In any marriage there are certain Givens. It's a Given that, no matter what time we arrange to go out, my husband will wish to leave ten minutes earlier. It's a Given that, when we go on holiday it will fall to me to pack and, no matter what I put in the suitcase I will leave out the one thing he really wanted to wear. And it's a Given that, if I carry a bag, my husband does not need to. For my bag - a cavernous, practical and hard-wearing tote - is sufficient for all his needs. "What's mine is yours," he says cheerfully, dumping book, phone and camera in its rich depths, "and what's mine fits so well in your bag!" 

The size of the bag doesn't appear to matter. A wedding-sized clutch is appropriate for his phone and Golden Virginia (the tiny brown tendrils remaining stuck in the seams for weeks afterwards like obstinate pubic hairs around a plughole); a coin purse is sufficient for a packet of Rennies and his keys. He marvels at the practicality of the numerous pockets in my various bags, noting that the designer must have had his particular make of phone in mind when they added a side pocket, and understood his precise need for a handy repository for the bottle of wine we're taking to a friend's for dinner when he needs his hands freed up to roll a fag (all accessories for which are stored in the top zipped pocket). 

My husband likes to affectionately tease me for the size and quantity of the bags I own, but has yet to fully realise the reason behind both - that if he himself carried a bag I would need only a pocket. I travel light, doubling up a phone as a diary, watch and mirror; stuffing debit and oyster card in the back pocket of my jeans.

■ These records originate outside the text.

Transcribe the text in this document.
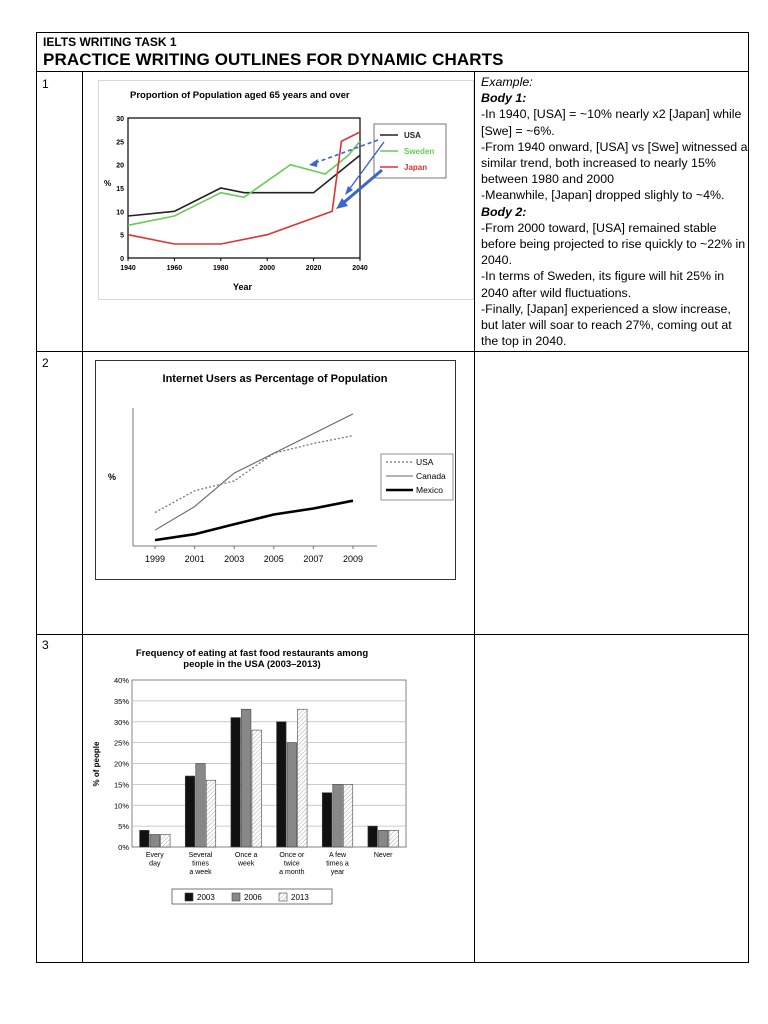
IELTS WRITING TASK 1
PRACTICE WRITING OUTLINES FOR DYNAMIC CHARTS
1
2
3

Example:

Body 1:

-In 1940, [USA] = ~10% nearly x2 [Japan] while [Swe] = ~6%.

-From 1940 onward, [USA] vs [Swe] witnessed a similar trend, both increased to nearly 15% between 1980 and 2000

-Meanwhile, [Japan] dropped slighly to ~4%.

Body 2:

-From 2000 toward, [USA] remained stable before being projected to rise quickly to ~22% in 2040.

-In terms of Sweden, its figure will hit 25% in 2040 after wild fluctuations.

-Finally, [Japan] experienced a slow increase, but later will soar to reach 27%, coming out at the top in 2040.

Proportion of Population aged 65 years and over
%
Year
0
5
10
15
20
25
30
1940	1960	1980	2000	2020	2040
USA
Sweden
Japan
Internet Users as Percentage of Population
%
1999 2001 2003 2005 2007 2009
USA
Canada
Mexico
Frequency of eating at fast food restaurants among
people in the USA (2003–2013)
% of people
0%
5%
10%
15%
20%
25%
30%
35%
40%
Every
day
Several
times
a week
Once a
week
Once or
twice
a month
A few
times a
year
Never
2003	2006	2013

So, whilst it's a Given that my bag will, at any time, be stretched to near breaking point under the weight of wallet, keys, medicines, fags, additional clothing, reading material, Satnav and camera, it’s also a fact that the only possession of mine competing for space will be a solitary lipstick or occasional tampon. And whilst we're sat waiting, ahead of schedule at the airport, and I'm pondering which favourite shirt I didn't pack in the last few seconds before I was hurried out of the door, I also know that it’s a Given that, if I see a nice roomy handbag in the duty free shop, my husband will retrieve his wallet from a handy tobacco-infested pocket, and with a wry but indulgent smile, buy me another receptacle within which he can store his belongings. After all, a girl can never have enough handbags - even if she has nothing to put in them.